Яйцо почти остыло. Вуаль со стекла сошла, яркое воскресное утро, крики детей со двора. «Это не твое дело!» – кричит мальчик. «Мое дело напердело, а твое – понюхало», – отвечает девочка.

Снова крики. Яйца почищены, скорлупа собрана в горку. Он ставит чайник на огонь.

– С добрым утром, страна! – Жанна стоит в простыне. – Я привидение! Я малютка-привидение.

Кружится по кухне. Опускается на стул, зевает:

– Вчера читала своим книжку, про Карлсона. Жутко смешно, – проводит пальцем по его векам. – Какие у тебя глаза…

– Какие?

– Зачем ты носишь очки? Ну, не прячь глаза, слышишь… Не дам. Пусть здесь лежат пока.

– Слушай, а ты знала этого Казадупова?

– Аполлония?

– Он сказал, что был другом Гоги.

– У Гоги все были друзья.

– И Аполлоний?

– Ну, он ему там что-то организовывал, по комсомольской линии. Пили вместе. К бабам в Париж ездили.

– Куда?

– В Париж. Где Второй поселок был раньше.

– Почему «Париж»?

– Не знаю. Кофе остался?

– Да. А огурцы кончились… Отпусти, задушишь…

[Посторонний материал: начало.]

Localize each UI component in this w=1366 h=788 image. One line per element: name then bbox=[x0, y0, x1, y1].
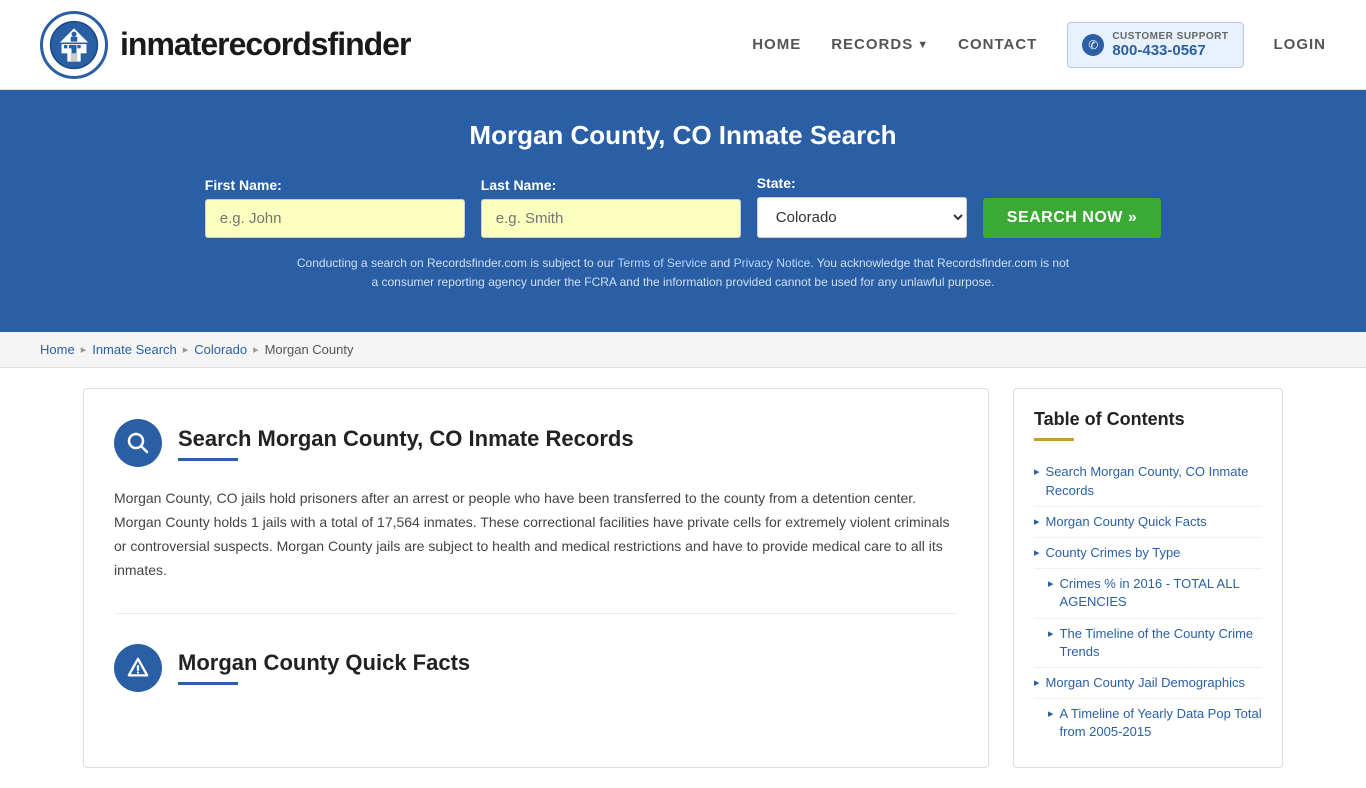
section-title-block-2: Morgan County Quick Facts bbox=[178, 650, 470, 685]
search-button[interactable]: SEARCH NOW » bbox=[983, 198, 1161, 238]
chevron-icon-1: ▸ bbox=[1034, 465, 1040, 478]
last-name-group: Last Name: bbox=[481, 177, 741, 238]
site-header: inmaterecordsfinder HOME RECORDS ▼ CONTA… bbox=[0, 0, 1366, 90]
chevron-icon-4: ▸ bbox=[1048, 577, 1054, 590]
toc-underline bbox=[1034, 438, 1074, 441]
toc-link-7[interactable]: A Timeline of Yearly Data Pop Total from… bbox=[1060, 705, 1262, 741]
last-name-label: Last Name: bbox=[481, 177, 556, 193]
main-container: Search Morgan County, CO Inmate Records … bbox=[43, 388, 1323, 768]
breadcrumb-sep-2: ▸ bbox=[183, 343, 189, 356]
chevron-icon-2: ▸ bbox=[1034, 515, 1040, 528]
toc-link-2[interactable]: Morgan County Quick Facts bbox=[1046, 513, 1207, 531]
first-name-input[interactable] bbox=[205, 199, 465, 238]
tos-link[interactable]: Terms of Service bbox=[618, 256, 707, 270]
search-section-icon bbox=[114, 419, 162, 467]
first-name-group: First Name: bbox=[205, 177, 465, 238]
toc-item-1[interactable]: ▸ Search Morgan County, CO Inmate Record… bbox=[1034, 457, 1262, 506]
phone-icon: ✆ bbox=[1082, 34, 1104, 56]
toc-link-3[interactable]: County Crimes by Type bbox=[1046, 544, 1181, 562]
section-title-underline-1 bbox=[178, 458, 238, 461]
breadcrumb-inmate-search[interactable]: Inmate Search bbox=[92, 342, 177, 357]
customer-support-label: CUSTOMER SUPPORT bbox=[1112, 31, 1228, 42]
search-form: First Name: Last Name: State: Colorado A… bbox=[40, 175, 1326, 238]
toc-box: Table of Contents ▸ Search Morgan County… bbox=[1013, 388, 1283, 768]
logo-text: inmaterecordsfinder bbox=[120, 26, 410, 63]
toc-link-6[interactable]: Morgan County Jail Demographics bbox=[1046, 674, 1245, 692]
customer-support-info: CUSTOMER SUPPORT 800-433-0567 bbox=[1112, 31, 1228, 59]
chevron-down-icon: ▼ bbox=[917, 39, 928, 51]
state-select[interactable]: Colorado Alabama Alaska Arizona Californ… bbox=[757, 197, 967, 238]
quick-facts-section: Morgan County Quick Facts bbox=[114, 644, 958, 692]
nav-home[interactable]: HOME bbox=[752, 36, 801, 53]
breadcrumb: Home ▸ Inmate Search ▸ Colorado ▸ Morgan… bbox=[0, 332, 1366, 368]
privacy-link[interactable]: Privacy Notice bbox=[734, 256, 811, 270]
content-area: Search Morgan County, CO Inmate Records … bbox=[83, 388, 989, 768]
toc-item-4[interactable]: ▸ Crimes % in 2016 - TOTAL ALL AGENCIES bbox=[1034, 569, 1262, 618]
breadcrumb-current: Morgan County bbox=[265, 342, 354, 357]
section-title-2: Morgan County Quick Facts bbox=[178, 650, 470, 676]
main-nav: HOME RECORDS ▼ CONTACT ✆ CUSTOMER SUPPOR… bbox=[752, 22, 1326, 68]
toc-item-6[interactable]: ▸ Morgan County Jail Demographics bbox=[1034, 668, 1262, 699]
nav-login[interactable]: LOGIN bbox=[1274, 36, 1327, 53]
sidebar: Table of Contents ▸ Search Morgan County… bbox=[1013, 388, 1283, 768]
state-label: State: bbox=[757, 175, 796, 191]
section-title-1: Search Morgan County, CO Inmate Records bbox=[178, 426, 634, 452]
section-title-underline-2 bbox=[178, 682, 238, 685]
section-body-1: Morgan County, CO jails hold prisoners a… bbox=[114, 487, 958, 582]
chevron-icon-5: ▸ bbox=[1048, 627, 1054, 640]
nav-contact[interactable]: CONTACT bbox=[958, 36, 1037, 53]
first-name-label: First Name: bbox=[205, 177, 282, 193]
section-title-block-1: Search Morgan County, CO Inmate Records bbox=[178, 426, 634, 461]
section-header-1: Search Morgan County, CO Inmate Records bbox=[114, 419, 958, 467]
section-header-2: Morgan County Quick Facts bbox=[114, 644, 958, 692]
breadcrumb-colorado[interactable]: Colorado bbox=[194, 342, 247, 357]
last-name-input[interactable] bbox=[481, 199, 741, 238]
chevron-icon-7: ▸ bbox=[1048, 707, 1054, 720]
breadcrumb-sep-3: ▸ bbox=[253, 343, 259, 356]
logo-icon bbox=[40, 11, 108, 79]
toc-item-3[interactable]: ▸ County Crimes by Type bbox=[1034, 538, 1262, 569]
chevron-icon-6: ▸ bbox=[1034, 676, 1040, 689]
toc-item-2[interactable]: ▸ Morgan County Quick Facts bbox=[1034, 507, 1262, 538]
nav-records-wrapper[interactable]: RECORDS ▼ bbox=[831, 36, 928, 53]
toc-link-5[interactable]: The Timeline of the County Crime Trends bbox=[1060, 625, 1262, 661]
customer-support-number: 800-433-0567 bbox=[1112, 42, 1228, 59]
state-group: State: Colorado Alabama Alaska Arizona C… bbox=[757, 175, 967, 238]
hero-section: Morgan County, CO Inmate Search First Na… bbox=[0, 90, 1366, 332]
customer-support-box: ✆ CUSTOMER SUPPORT 800-433-0567 bbox=[1067, 22, 1243, 68]
breadcrumb-sep-1: ▸ bbox=[81, 343, 87, 356]
hero-title: Morgan County, CO Inmate Search bbox=[40, 120, 1326, 151]
toc-item-5[interactable]: ▸ The Timeline of the County Crime Trend… bbox=[1034, 619, 1262, 668]
logo-area: inmaterecordsfinder bbox=[40, 11, 410, 79]
toc-item-7[interactable]: ▸ A Timeline of Yearly Data Pop Total fr… bbox=[1034, 699, 1262, 747]
nav-records[interactable]: RECORDS bbox=[831, 36, 913, 53]
toc-title: Table of Contents bbox=[1034, 409, 1262, 430]
quick-facts-section-icon bbox=[114, 644, 162, 692]
toc-link-4[interactable]: Crimes % in 2016 - TOTAL ALL AGENCIES bbox=[1060, 575, 1262, 611]
section-divider bbox=[114, 613, 958, 614]
hero-disclaimer: Conducting a search on Recordsfinder.com… bbox=[293, 254, 1073, 292]
inmate-records-section: Search Morgan County, CO Inmate Records … bbox=[114, 419, 958, 582]
chevron-icon-3: ▸ bbox=[1034, 546, 1040, 559]
breadcrumb-home[interactable]: Home bbox=[40, 342, 75, 357]
toc-link-1[interactable]: Search Morgan County, CO Inmate Records bbox=[1046, 463, 1262, 499]
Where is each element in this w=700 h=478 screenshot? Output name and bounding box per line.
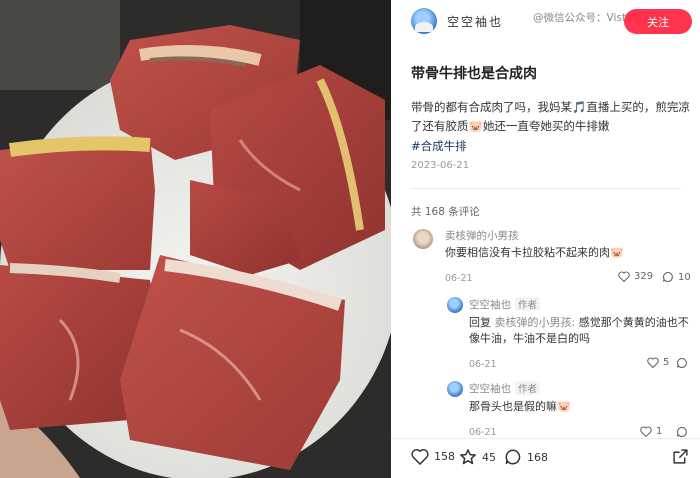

– Давай ходить голыми, как древние греки.

– Они не ходили голыми.

– Еще как ходили, я на вазах видела!

– Только когда спортом занимались.

– Только когда спортом? Ну и дураки. Не хочешь, так и скажи. О капито, синьор, си…[71] И на этого зануду я потратила лучшие две недели своей жизни!.. Все, ухожу. Ухожу от тебя в ванную! Там ты мне разрешишь раздеться? Ну что ты на меня так смотришь?

– Жанна…

– Что? – Она прислоняется к косяку и все понимает.

Ее губы сжимаются, их края ползут вниз, как у обиженного ребенка.

* * *

Жанна ушла.

Забрала лохматую щетку, халат и раковину рапаны. Сказала, что Гога разрывал с ней два раза, потом «сам приползал». Ее яйцо осталось нетронутым и медленно каталось полукругами по столу.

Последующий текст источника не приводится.